Others, however, point out signs that Vietnam may be the next target of the Trump administration.
The US Census Bureau’s latest data shows U.S. imports from Vietnam jumped 40 percent in April 2019 on an annual basis. This is the largest increase among the 40 largest supplier countries to the States, according to Prof. Chaisse.
This is one of the statistics supporting the argument of many economists who believe that Vietnam is the biggest winner in the trade war.
But the figures may not completely describe the situation. Export shipments from Vietnam to the U.S. are not like buying food in a grocery store and relocating a company is not a decision made overnight.
In fact, while headlines like “Chinese companies moving to Vietnam” are rife these days, not many articles provide authentic interviews of newly registered companies in Vietnam or those that really relocated from China to Vietnam.
Talking about that point, Prof. Chaisse said that company relocation reflects a phenomenon that is both cyclical and structural.
“Since the manufacturing sector is highly developed in Vietnam, it has been easy for Chinese to cross the border to relocate their production capacities. But this phenomenon of relocation began before the trade war because Chinese companies were seduced by the competitive advantages. In this sense, the US-China trade war has only precipitated and accelerated an existing phenomenon,” he said.

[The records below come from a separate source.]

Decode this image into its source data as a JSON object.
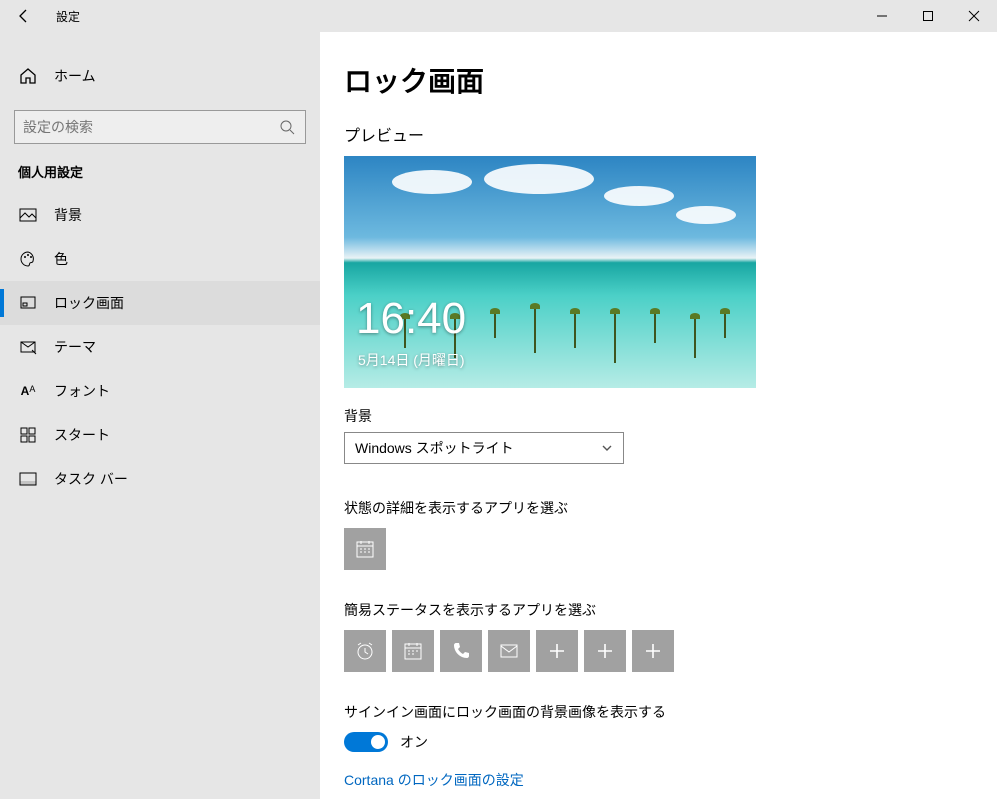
{
  "window": {
    "title": "設定"
  },
  "sidebar": {
    "home": "ホーム",
    "search_placeholder": "設定の検索",
    "section": "個人用設定",
    "items": [
      {
        "label": "背景"
      },
      {
        "label": "色"
      },
      {
        "label": "ロック画面"
      },
      {
        "label": "テーマ"
      },
      {
        "label": "フォント"
      },
      {
        "label": "スタート"
      },
      {
        "label": "タスク バー"
      }
    ],
    "active_index": 2
  },
  "main": {
    "title": "ロック画面",
    "preview_label": "プレビュー",
    "preview_time": "16:40",
    "preview_date": "5月14日 (月曜日)",
    "background_label": "背景",
    "background_value": "Windows スポットライト",
    "detailed_label": "状態の詳細を表示するアプリを選ぶ",
    "quick_label": "簡易ステータスを表示するアプリを選ぶ",
    "toggle_label": "サインイン画面にロック画面の背景画像を表示する",
    "toggle_value": "オン",
    "cortana_link": "Cortana のロック画面の設定"
  }
}
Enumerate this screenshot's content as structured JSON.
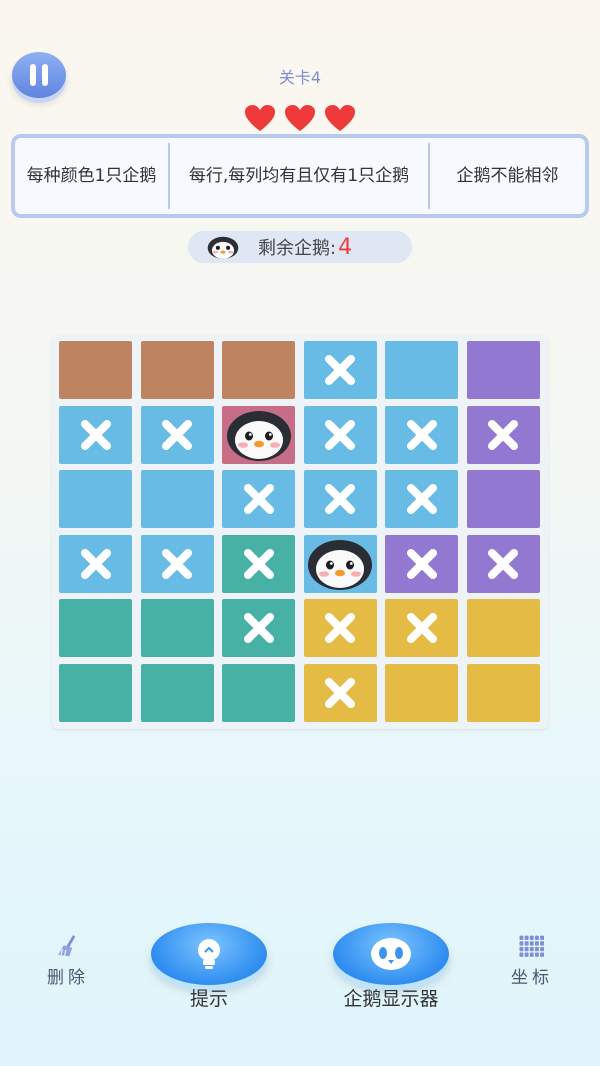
{
  "header": {
    "level_title": "关卡4",
    "lives": 3,
    "colors": {
      "heart": "#ee3a3a",
      "accent": "#7d8fd0"
    }
  },
  "rules": [
    "每种颜色1只企鹅",
    "每行,每列均有且仅有1只企鹅",
    "企鹅不能相邻"
  ],
  "remaining": {
    "label": "剩余企鹅:",
    "value": "4"
  },
  "board": {
    "rows": 6,
    "cols": 6,
    "palette": {
      "brown": "#be8462",
      "blue": "#68bbe5",
      "purple": "#9278d0",
      "pink": "#c86d88",
      "teal": "#47b1a6",
      "yellow": "#e3bb45"
    },
    "cells": [
      [
        {
          "color": "brown",
          "mark": ""
        },
        {
          "color": "brown",
          "mark": ""
        },
        {
          "color": "brown",
          "mark": ""
        },
        {
          "color": "blue",
          "mark": "x"
        },
        {
          "color": "blue",
          "mark": ""
        },
        {
          "color": "purple",
          "mark": ""
        }
      ],
      [
        {
          "color": "blue",
          "mark": "x"
        },
        {
          "color": "blue",
          "mark": "x"
        },
        {
          "color": "pink",
          "mark": "penguin"
        },
        {
          "color": "blue",
          "mark": "x"
        },
        {
          "color": "blue",
          "mark": "x"
        },
        {
          "color": "purple",
          "mark": "x"
        }
      ],
      [
        {
          "color": "blue",
          "mark": ""
        },
        {
          "color": "blue",
          "mark": ""
        },
        {
          "color": "blue",
          "mark": "x"
        },
        {
          "color": "blue",
          "mark": "x"
        },
        {
          "color": "blue",
          "mark": "x"
        },
        {
          "color": "purple",
          "mark": ""
        }
      ],
      [
        {
          "color": "blue",
          "mark": "x"
        },
        {
          "color": "blue",
          "mark": "x"
        },
        {
          "color": "teal",
          "mark": "x"
        },
        {
          "color": "blue",
          "mark": "penguin"
        },
        {
          "color": "purple",
          "mark": "x"
        },
        {
          "color": "purple",
          "mark": "x"
        }
      ],
      [
        {
          "color": "teal",
          "mark": ""
        },
        {
          "color": "teal",
          "mark": ""
        },
        {
          "color": "teal",
          "mark": "x"
        },
        {
          "color": "yellow",
          "mark": "x"
        },
        {
          "color": "yellow",
          "mark": "x"
        },
        {
          "color": "yellow",
          "mark": ""
        }
      ],
      [
        {
          "color": "teal",
          "mark": ""
        },
        {
          "color": "teal",
          "mark": ""
        },
        {
          "color": "teal",
          "mark": ""
        },
        {
          "color": "yellow",
          "mark": "x"
        },
        {
          "color": "yellow",
          "mark": ""
        },
        {
          "color": "yellow",
          "mark": ""
        }
      ]
    ]
  },
  "toolbar": {
    "delete_label": "删除",
    "hint_label": "提示",
    "penguin_display_label": "企鹅显示器",
    "coordinates_label": "坐标",
    "icons": {
      "delete": "broom-icon",
      "hint": "lightbulb-icon",
      "penguin_display": "penguin-icon",
      "coordinates": "grid-icon"
    }
  }
}
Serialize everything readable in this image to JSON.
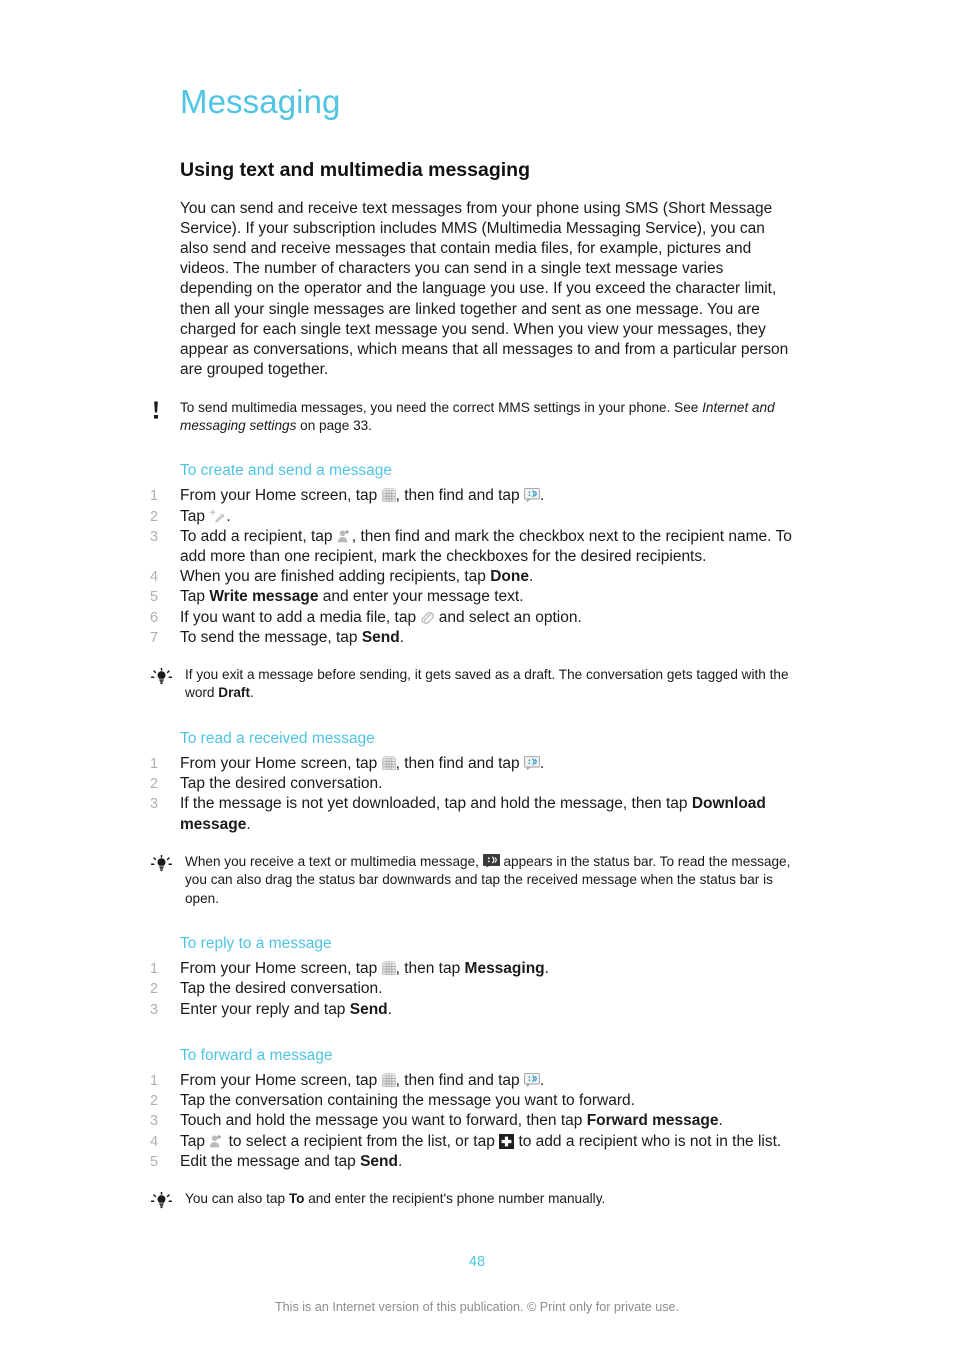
{
  "document": {
    "title": "Messaging",
    "page_number": "48",
    "footer_note": "This is an Internet version of this publication. © Print only for private use.",
    "accent_color": "#4FC4E3",
    "step_number_color": "#b0b0b0"
  },
  "section": {
    "heading": "Using text and multimedia messaging",
    "intro": "You can send and receive text messages from your phone using SMS (Short Message Service). If your subscription includes MMS (Multimedia Messaging Service), you can also send and receive messages that contain media files, for example, pictures and videos. The number of characters you can send in a single text message varies depending on the operator and the language you use. If you exceed the character limit, then all your single messages are linked together and sent as one message. You are charged for each single text message you send. When you view your messages, they appear as conversations, which means that all messages to and from a particular person are grouped together."
  },
  "note": {
    "icon": "exclamation-icon",
    "text_before": "To send multimedia messages, you need the correct MMS settings in your phone. See ",
    "italic": "Internet and messaging settings",
    "text_after": " on page 33."
  },
  "procedures": [
    {
      "title": "To create and send a message",
      "steps": [
        {
          "num": "1",
          "parts": [
            {
              "t": "text",
              "v": "From your Home screen, tap "
            },
            {
              "t": "icon",
              "v": "app-drawer-icon"
            },
            {
              "t": "text",
              "v": ", then find and tap "
            },
            {
              "t": "icon",
              "v": "messaging-icon"
            },
            {
              "t": "text",
              "v": "."
            }
          ]
        },
        {
          "num": "2",
          "parts": [
            {
              "t": "text",
              "v": "Tap "
            },
            {
              "t": "icon",
              "v": "compose-message-icon"
            },
            {
              "t": "text",
              "v": "."
            }
          ]
        },
        {
          "num": "3",
          "parts": [
            {
              "t": "text",
              "v": "To add a recipient, tap "
            },
            {
              "t": "icon",
              "v": "add-person-icon"
            },
            {
              "t": "text",
              "v": ", then find and mark the checkbox next to the recipient name. To add more than one recipient, mark the checkboxes for the desired recipients."
            }
          ]
        },
        {
          "num": "4",
          "parts": [
            {
              "t": "text",
              "v": "When you are finished adding recipients, tap "
            },
            {
              "t": "bold",
              "v": "Done"
            },
            {
              "t": "text",
              "v": "."
            }
          ]
        },
        {
          "num": "5",
          "parts": [
            {
              "t": "text",
              "v": "Tap "
            },
            {
              "t": "bold",
              "v": "Write message"
            },
            {
              "t": "text",
              "v": " and enter your message text."
            }
          ]
        },
        {
          "num": "6",
          "parts": [
            {
              "t": "text",
              "v": "If you want to add a media file, tap "
            },
            {
              "t": "icon",
              "v": "paperclip-icon"
            },
            {
              "t": "text",
              "v": " and select an option."
            }
          ]
        },
        {
          "num": "7",
          "parts": [
            {
              "t": "text",
              "v": "To send the message, tap "
            },
            {
              "t": "bold",
              "v": "Send"
            },
            {
              "t": "text",
              "v": "."
            }
          ]
        }
      ],
      "tip": {
        "icon": "lightbulb-icon",
        "parts": [
          {
            "t": "text",
            "v": "If you exit a message before sending, it gets saved as a draft. The conversation gets tagged with the word "
          },
          {
            "t": "bold",
            "v": "Draft"
          },
          {
            "t": "text",
            "v": "."
          }
        ]
      }
    },
    {
      "title": "To read a received message",
      "steps": [
        {
          "num": "1",
          "parts": [
            {
              "t": "text",
              "v": "From your Home screen, tap "
            },
            {
              "t": "icon",
              "v": "app-drawer-icon"
            },
            {
              "t": "text",
              "v": ", then find and tap "
            },
            {
              "t": "icon",
              "v": "messaging-icon"
            },
            {
              "t": "text",
              "v": "."
            }
          ]
        },
        {
          "num": "2",
          "parts": [
            {
              "t": "text",
              "v": "Tap the desired conversation."
            }
          ]
        },
        {
          "num": "3",
          "parts": [
            {
              "t": "text",
              "v": "If the message is not yet downloaded, tap and hold the message, then tap "
            },
            {
              "t": "bold",
              "v": "Download message"
            },
            {
              "t": "text",
              "v": "."
            }
          ]
        }
      ],
      "tip": {
        "icon": "lightbulb-icon",
        "parts": [
          {
            "t": "text",
            "v": "When you receive a text or multimedia message, "
          },
          {
            "t": "icon",
            "v": "status-bar-message-icon"
          },
          {
            "t": "text",
            "v": " appears in the status bar. To read the message, you can also drag the status bar downwards and tap the received message when the status bar is open."
          }
        ]
      }
    },
    {
      "title": "To reply to a message",
      "steps": [
        {
          "num": "1",
          "parts": [
            {
              "t": "text",
              "v": "From your Home screen, tap "
            },
            {
              "t": "icon",
              "v": "app-drawer-icon"
            },
            {
              "t": "text",
              "v": ", then tap "
            },
            {
              "t": "bold",
              "v": "Messaging"
            },
            {
              "t": "text",
              "v": "."
            }
          ]
        },
        {
          "num": "2",
          "parts": [
            {
              "t": "text",
              "v": "Tap the desired conversation."
            }
          ]
        },
        {
          "num": "3",
          "parts": [
            {
              "t": "text",
              "v": "Enter your reply and tap "
            },
            {
              "t": "bold",
              "v": "Send"
            },
            {
              "t": "text",
              "v": "."
            }
          ]
        }
      ]
    },
    {
      "title": "To forward a message",
      "steps": [
        {
          "num": "1",
          "parts": [
            {
              "t": "text",
              "v": "From your Home screen, tap "
            },
            {
              "t": "icon",
              "v": "app-drawer-icon"
            },
            {
              "t": "text",
              "v": ", then find and tap "
            },
            {
              "t": "icon",
              "v": "messaging-icon"
            },
            {
              "t": "text",
              "v": "."
            }
          ]
        },
        {
          "num": "2",
          "parts": [
            {
              "t": "text",
              "v": "Tap the conversation containing the message you want to forward."
            }
          ]
        },
        {
          "num": "3",
          "parts": [
            {
              "t": "text",
              "v": "Touch and hold the message you want to forward, then tap "
            },
            {
              "t": "bold",
              "v": "Forward message"
            },
            {
              "t": "text",
              "v": "."
            }
          ]
        },
        {
          "num": "4",
          "parts": [
            {
              "t": "text",
              "v": "Tap "
            },
            {
              "t": "icon",
              "v": "add-person-icon"
            },
            {
              "t": "text",
              "v": " to select a recipient from the list, or tap "
            },
            {
              "t": "icon",
              "v": "plus-box-icon"
            },
            {
              "t": "text",
              "v": " to add a recipient who is not in the list."
            }
          ]
        },
        {
          "num": "5",
          "parts": [
            {
              "t": "text",
              "v": "Edit the message and tap "
            },
            {
              "t": "bold",
              "v": "Send"
            },
            {
              "t": "text",
              "v": "."
            }
          ]
        }
      ],
      "tip": {
        "icon": "lightbulb-icon",
        "parts": [
          {
            "t": "text",
            "v": "You can also tap "
          },
          {
            "t": "bold",
            "v": "To"
          },
          {
            "t": "text",
            "v": " and enter the recipient's phone number manually."
          }
        ]
      }
    }
  ]
}
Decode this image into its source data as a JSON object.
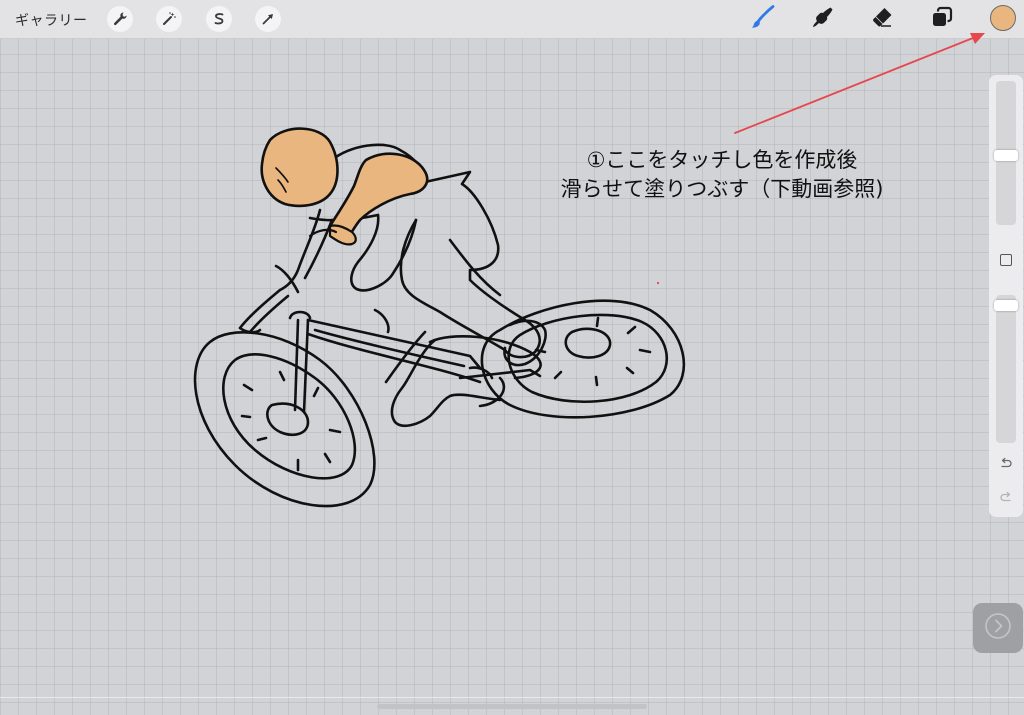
{
  "toolbar": {
    "gallery_label": "ギャラリー",
    "left_tools": [
      {
        "name": "actions",
        "icon": "wrench-icon"
      },
      {
        "name": "adjustments",
        "icon": "magic-wand-icon"
      },
      {
        "name": "selection",
        "icon": "selection-s-icon"
      },
      {
        "name": "transform",
        "icon": "transform-arrow-icon"
      }
    ],
    "right_tools": [
      {
        "name": "brush",
        "icon": "brush-icon",
        "active": true
      },
      {
        "name": "smudge",
        "icon": "smudge-finger-icon"
      },
      {
        "name": "eraser",
        "icon": "eraser-icon"
      },
      {
        "name": "layers",
        "icon": "layers-icon"
      }
    ],
    "current_color": "#e8b67e",
    "active_tool_color": "#2f7ae5"
  },
  "sidebar": {
    "brush_size_level": 0.52,
    "opacity_level": 0.04,
    "modify_icon": "square-icon",
    "undo_icon": "undo-icon",
    "redo_icon": "redo-icon"
  },
  "annotation": {
    "line1": "①ここをタッチし色を作成後",
    "line2": "滑らせて塗りつぶす（下動画参照)",
    "arrow_color": "#e5484d"
  },
  "canvas": {
    "background": "#d2d3d6",
    "fill_color": "#e8b67e",
    "subject": "cyclist line drawing"
  },
  "next_button_icon": "chevron-right-icon"
}
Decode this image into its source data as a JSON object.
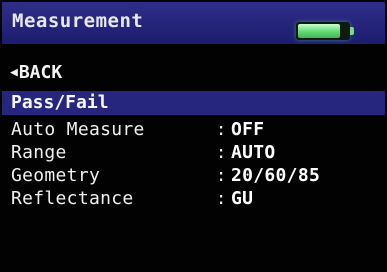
{
  "header": {
    "title": "Measurement",
    "battery_level": 0.85,
    "battery_color": "#6fe07f"
  },
  "nav": {
    "back_arrow": "◀",
    "back_label": "BACK"
  },
  "menu": {
    "selected_label": "Pass/Fail",
    "highlight_color": "#26267e",
    "items": [
      {
        "label": "Auto Measure",
        "separator": ":",
        "value": "OFF"
      },
      {
        "label": "Range",
        "separator": ":",
        "value": "AUTO"
      },
      {
        "label": "Geometry",
        "separator": ":",
        "value": "20/60/85"
      },
      {
        "label": "Reflectance",
        "separator": ":",
        "value": "GU"
      }
    ]
  }
}
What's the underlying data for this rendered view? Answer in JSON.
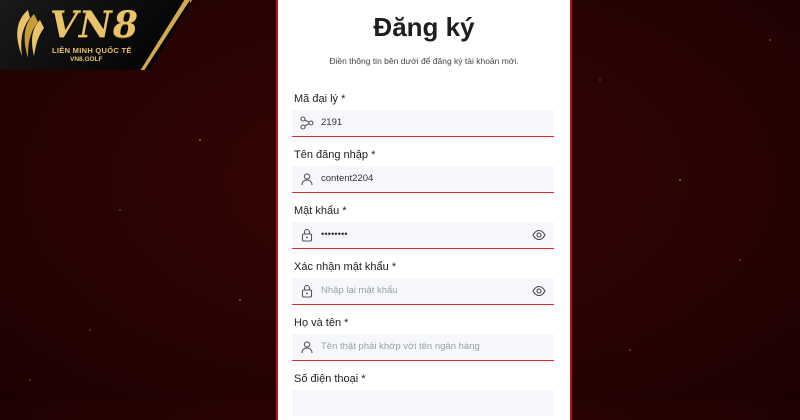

Alicia García-Herrero, chief economist for the Asia-Pacific region at French investment bank Natixis, said that Vietnam needs to pay attention to optimize its benefits.
“In principle, Vietnam can indeed be a winner of trade war. However, it is too small to capture all production capacity re-shoring out of China without creating significant bubbles in domestic asset prices. This stems from Vietnam’s relatively small endowment of labor and capital,” she said.
Herrero's suggestion of capital and labor is exactly the same to what pointed out by experts at the Vietnam Reform and Development Forum (ARDF) 2019 last week.
In a presentation presented on September 19 in Hanoi, Dr. Nguyen Si Dung, former deputy head of the National Assembly's Office, questioned the effectiveness of superstructure operations and confirmed the needs to separate politics from expertise.
Meanwhile, Dr. David Dollar, a senior researcher at the Brookings Institution (U.S.), also affirmed that Vietnam cannot rely entirely on FDI enterprises but neglect domestic enterprises.
To solve the problem, Dollar said that Vietnam needs to reform access to credit, land, labor, and implementation of the provisions of Comprehensive and Progressive Agreement for Trans-Pacific Partnership (CPTPP) is also a useful solution in itself.
Institutional reform, developing the private economic sector and transparency of the banking system are all familiar terms and are mentioned in Dr. Peterson's book.
That is exactly what the West had expected from China.
Considering Vietnam's position in the trade war, which is actually a move of U.S. President Trump as he wants to ‘correct’ the China approach’s failure, conducting reforms and finding sustainable development is the best way for Vietnam to respond to all risks.